De Stabijhoun is omstreeks 1800 voor het eerst ontdekt.
Ze is afkomstig van de hoge zandgronden van het Woudengebied in Friesland en werd door de ‘kleine man’ gebruikt als jachthond op haar- en veerwild.
De stabij werd ook voor bestijding van ongedierte zoals bunzing, mollen, ratten en in 1800 zelfs voor Otters ingezet. Dat leverde vaak wat extra inkomsten op door verkoop van bijvoorbeeld mollenvellen.
Ook voor optreden als waakhond draaide de Stabij zijn poot niet om.
In Friesland werd de Stabij ook wel Bijke genoemd.
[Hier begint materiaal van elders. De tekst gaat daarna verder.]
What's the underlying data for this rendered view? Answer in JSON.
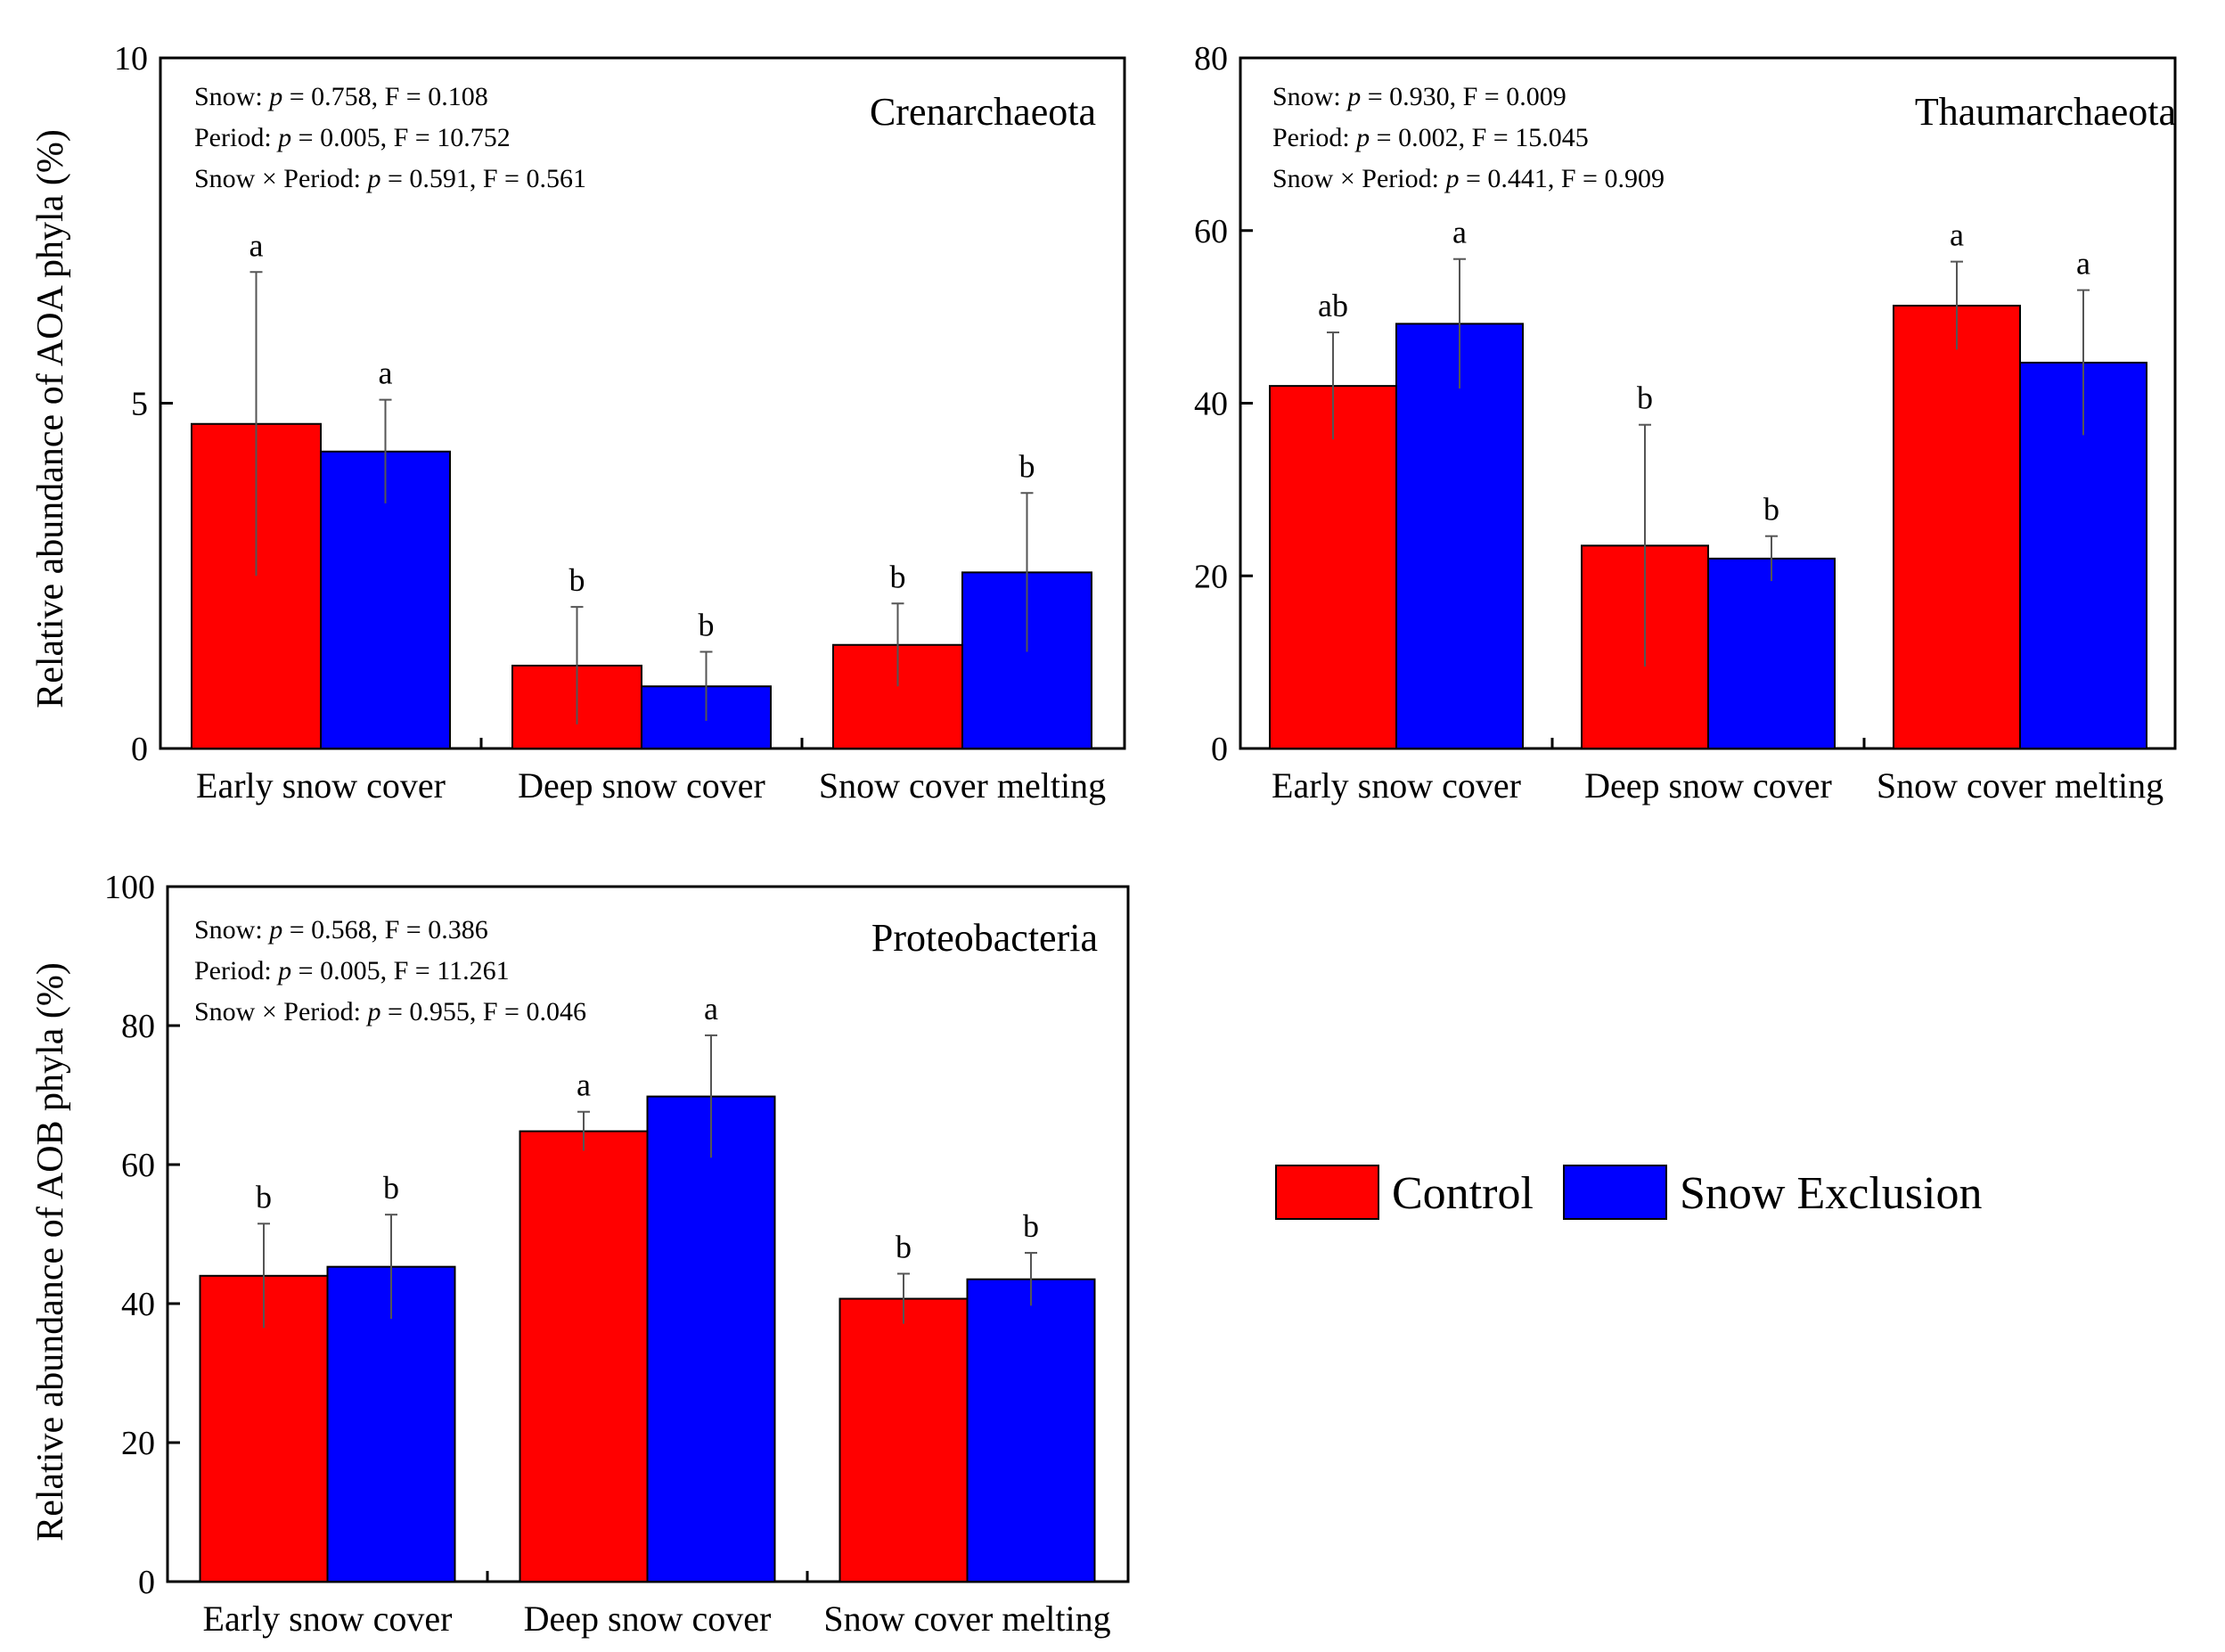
{
  "colors": {
    "control": "#ff0000",
    "snow_exclusion": "#0000ff",
    "axis": "#000000"
  },
  "legend": {
    "items": [
      {
        "label": "Control",
        "color": "#ff0000"
      },
      {
        "label": "Snow Exclusion",
        "color": "#0000ff"
      }
    ]
  },
  "y_labels": {
    "aoa": "Relative abundance of AOA phyla (%)",
    "aob": "Relative abundance of AOB phyla (%)"
  },
  "chart_data": [
    {
      "id": "crenarchaeota",
      "type": "bar",
      "title": "Crenarchaeota",
      "categories": [
        "Early snow cover",
        "Deep snow cover",
        "Snow cover melting"
      ],
      "ylim": [
        0,
        10
      ],
      "yticks": [
        "0",
        "5",
        "10"
      ],
      "stats": [
        "Snow: p = 0.758, F = 0.108",
        "Period: p = 0.005, F = 10.752",
        "Snow × Period: p = 0.591, F = 0.561"
      ],
      "series": [
        {
          "name": "Control",
          "values": [
            4.7,
            1.2,
            1.5
          ],
          "errors": [
            2.2,
            0.85,
            0.6
          ],
          "letters": [
            "a",
            "b",
            "b"
          ]
        },
        {
          "name": "Snow Exclusion",
          "values": [
            4.3,
            0.9,
            2.55
          ],
          "errors": [
            0.75,
            0.5,
            1.15
          ],
          "letters": [
            "a",
            "b",
            "b"
          ]
        }
      ]
    },
    {
      "id": "thaumarchaeota",
      "type": "bar",
      "title": "Thaumarchaeota",
      "categories": [
        "Early snow cover",
        "Deep snow cover",
        "Snow cover melting"
      ],
      "ylim": [
        0,
        80
      ],
      "yticks": [
        "0",
        "20",
        "40",
        "60",
        "80"
      ],
      "stats": [
        "Snow: p = 0.930, F = 0.009",
        "Period: p = 0.002, F = 15.045",
        "Snow × Period: p = 0.441, F = 0.909"
      ],
      "series": [
        {
          "name": "Control",
          "values": [
            42,
            23.5,
            51.3
          ],
          "errors": [
            6.2,
            14,
            5.1
          ],
          "letters": [
            "ab",
            "b",
            "a"
          ]
        },
        {
          "name": "Snow Exclusion",
          "values": [
            49.2,
            22,
            44.7
          ],
          "errors": [
            7.5,
            2.6,
            8.4
          ],
          "letters": [
            "a",
            "b",
            "a"
          ]
        }
      ]
    },
    {
      "id": "proteobacteria",
      "type": "bar",
      "title": "Proteobacteria",
      "categories": [
        "Early snow cover",
        "Deep snow cover",
        "Snow cover melting"
      ],
      "ylim": [
        0,
        100
      ],
      "yticks": [
        "0",
        "20",
        "40",
        "60",
        "80",
        "100"
      ],
      "stats": [
        "Snow: p = 0.568, F = 0.386",
        "Period: p = 0.005, F = 11.261",
        "Snow × Period: p = 0.955, F = 0.046"
      ],
      "series": [
        {
          "name": "Control",
          "values": [
            44,
            64.8,
            40.7
          ],
          "errors": [
            7.5,
            2.8,
            3.6
          ],
          "letters": [
            "b",
            "a",
            "b"
          ]
        },
        {
          "name": "Snow Exclusion",
          "values": [
            45.3,
            69.8,
            43.5
          ],
          "errors": [
            7.5,
            8.8,
            3.8
          ],
          "letters": [
            "b",
            "a",
            "b"
          ]
        }
      ]
    }
  ]
}
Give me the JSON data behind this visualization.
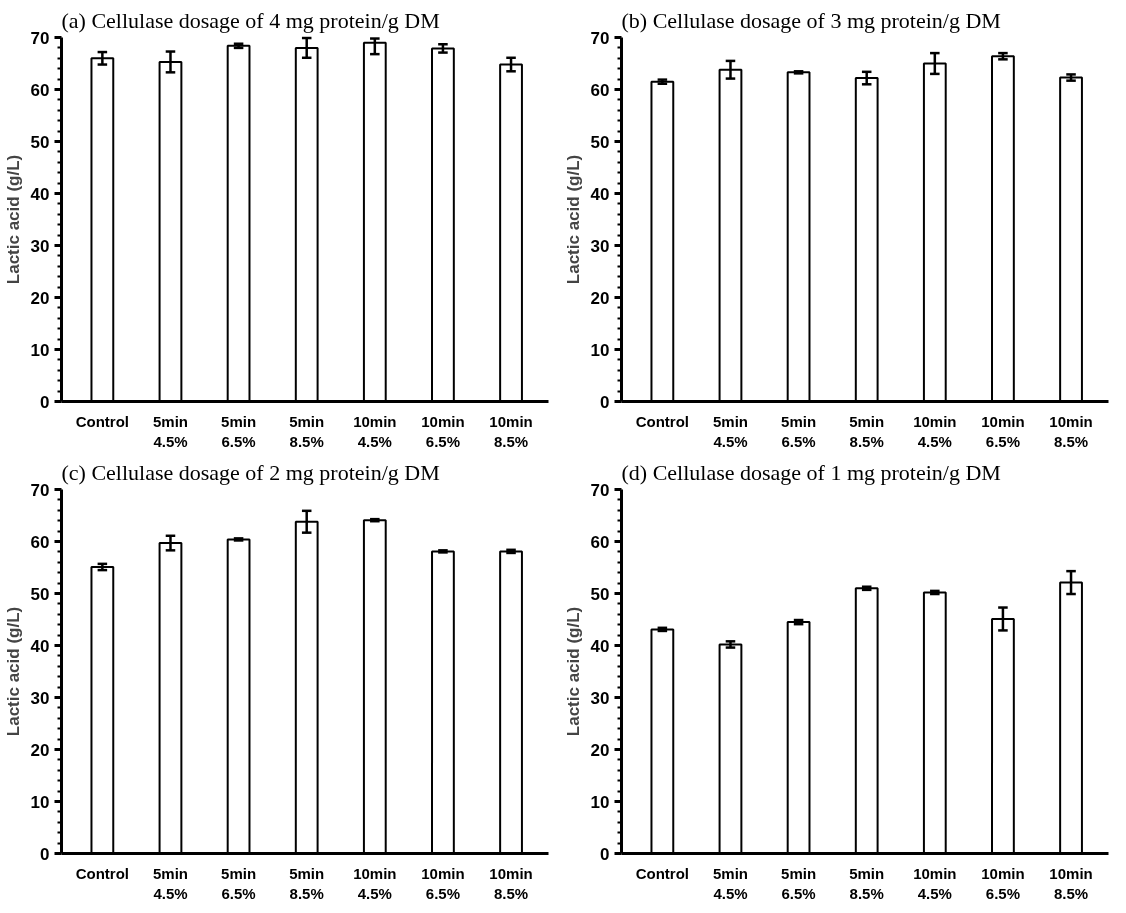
{
  "chart_data": [
    {
      "type": "bar",
      "title": "(a) Cellulase dosage of 4 mg protein/g DM",
      "ylabel": "Lactic acid (g/L)",
      "categories": [
        "Control",
        "5min\n4.5%",
        "5min\n6.5%",
        "5min\n8.5%",
        "10min\n4.5%",
        "10min\n6.5%",
        "10min\n8.5%"
      ],
      "values": [
        66.0,
        65.3,
        68.4,
        68.0,
        69.0,
        67.9,
        64.8
      ],
      "errors": [
        1.2,
        2.0,
        0.4,
        1.9,
        [
          66.8,
          69.8
        ],
        0.8,
        1.3
      ],
      "color": "#ffffff",
      "ylim": [
        0,
        70
      ],
      "yticks": [
        0,
        10,
        20,
        30,
        40,
        50,
        60,
        70
      ],
      "grid": false
    },
    {
      "type": "bar",
      "title": "(b) Cellulase dosage of 3 mg protein/g DM",
      "ylabel": "Lactic acid (g/L)",
      "categories": [
        "Control",
        "5min\n4.5%",
        "5min\n6.5%",
        "5min\n8.5%",
        "10min\n4.5%",
        "10min\n6.5%",
        "10min\n8.5%"
      ],
      "values": [
        61.5,
        63.8,
        63.3,
        62.2,
        65.0,
        66.4,
        62.3
      ],
      "errors": [
        0.4,
        1.7,
        0.2,
        1.2,
        2.0,
        0.6,
        0.6
      ],
      "color": "#ffffff",
      "ylim": [
        0,
        70
      ],
      "yticks": [
        0,
        10,
        20,
        30,
        40,
        50,
        60,
        70
      ],
      "grid": false
    },
    {
      "type": "bar",
      "title": "(c) Cellulase dosage of 2 mg protein/g DM",
      "ylabel": "Lactic acid (g/L)",
      "categories": [
        "Control",
        "5min\n4.5%",
        "5min\n6.5%",
        "5min\n8.5%",
        "10min\n4.5%",
        "10min\n6.5%",
        "10min\n8.5%"
      ],
      "values": [
        55.1,
        59.7,
        60.4,
        63.8,
        64.1,
        58.1,
        58.1
      ],
      "errors": [
        0.6,
        1.4,
        0.2,
        2.1,
        0.2,
        0.2,
        0.3
      ],
      "color": "#ffffff",
      "ylim": [
        0,
        70
      ],
      "yticks": [
        0,
        10,
        20,
        30,
        40,
        50,
        60,
        70
      ],
      "grid": false
    },
    {
      "type": "bar",
      "title": "(d) Cellulase dosage of 1 mg protein/g DM",
      "ylabel": "Lactic acid (g/L)",
      "categories": [
        "Control",
        "5min\n4.5%",
        "5min\n6.5%",
        "5min\n8.5%",
        "10min\n4.5%",
        "10min\n6.5%",
        "10min\n8.5%"
      ],
      "values": [
        43.1,
        40.2,
        44.5,
        51.0,
        50.2,
        45.1,
        52.1
      ],
      "errors": [
        0.3,
        0.6,
        0.4,
        0.3,
        0.3,
        2.2,
        2.2
      ],
      "color": "#ffffff",
      "ylim": [
        0,
        70
      ],
      "yticks": [
        0,
        10,
        20,
        30,
        40,
        50,
        60,
        70
      ],
      "grid": false
    }
  ]
}
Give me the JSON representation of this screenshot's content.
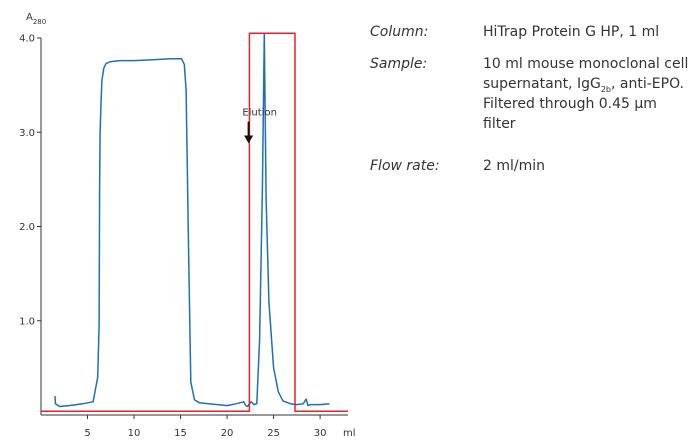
{
  "chart_data": {
    "type": "line",
    "ylabel_main": "A",
    "ylabel_sub": "280",
    "xlabel": "ml",
    "xlim": [
      0,
      33
    ],
    "ylim": [
      0,
      4.0
    ],
    "x_ticks": [
      5,
      10,
      15,
      20,
      25,
      30
    ],
    "y_ticks": [
      1.0,
      2.0,
      3.0,
      4.0
    ],
    "y_tick_labels": [
      "1.0",
      "2.0",
      "3.0",
      "4.0"
    ],
    "grid": false,
    "annotation": {
      "text": "Elution",
      "x": 23.5,
      "y": 3.05
    },
    "series": [
      {
        "color": "#1f6fb5",
        "x": [
          1.5,
          1.55,
          2.0,
          3.0,
          4.5,
          5.6,
          6.1,
          6.25,
          6.3,
          6.35,
          6.45,
          6.55,
          6.75,
          7.0,
          7.5,
          8.5,
          10,
          12,
          14,
          15.1,
          15.4,
          15.6,
          15.85,
          16.1,
          16.5,
          17,
          18,
          19,
          20,
          21,
          21.8,
          22.0,
          22.2,
          22.4,
          22.6,
          22.9,
          23.2,
          23.5,
          23.8,
          24.0,
          24.2,
          24.5,
          25.0,
          25.5,
          26.0,
          26.8,
          27.5,
          28.2,
          28.5,
          28.7,
          29.0,
          30.0,
          31.0
        ],
        "y": [
          0.2,
          0.12,
          0.09,
          0.1,
          0.12,
          0.14,
          0.4,
          0.95,
          2.4,
          3.0,
          3.3,
          3.55,
          3.68,
          3.73,
          3.75,
          3.76,
          3.76,
          3.77,
          3.78,
          3.78,
          3.72,
          3.45,
          1.8,
          0.35,
          0.16,
          0.13,
          0.12,
          0.11,
          0.1,
          0.12,
          0.14,
          0.1,
          0.09,
          0.12,
          0.14,
          0.11,
          0.12,
          0.8,
          2.4,
          4.05,
          2.3,
          1.2,
          0.5,
          0.25,
          0.15,
          0.12,
          0.11,
          0.12,
          0.17,
          0.1,
          0.11,
          0.11,
          0.12
        ]
      },
      {
        "color": "#e8212b",
        "x": [
          0,
          22.4,
          22.4,
          27.3,
          27.3,
          33
        ],
        "y": [
          0.04,
          0.04,
          4.05,
          4.05,
          0.04,
          0.04
        ]
      }
    ]
  },
  "info": {
    "column_label": "Column:",
    "column_value": "HiTrap Protein G HP, 1 ml",
    "sample_label": "Sample:",
    "sample_value_1": "10 ml mouse monoclonal cell supernatant, IgG",
    "sample_value_sub": "2b",
    "sample_value_2": ", anti-EPO. Filtered through 0.45 µm filter",
    "flow_label": "Flow rate:",
    "flow_value": "2 ml/min"
  }
}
Een naam die je in meerdere oude teksten kunt tegenkomen.
De Stabij is verwant aan de Drentsche Patrijshond en de Kleine Münsterlander en hebben hun afkomst uit de Spioenen die met de komst van de Spanjaarden meekwamen naar de noordelijke landen.
Je kunt de Stabij terug vinden op schilderijen van de oude meesters zoals Jan Steen.
In 1942 is het ras officieel erkend door de Raad van Beheer. Sinds de jaren zestig is de Stabij ook populair geworden buiten Friesland en omgeving.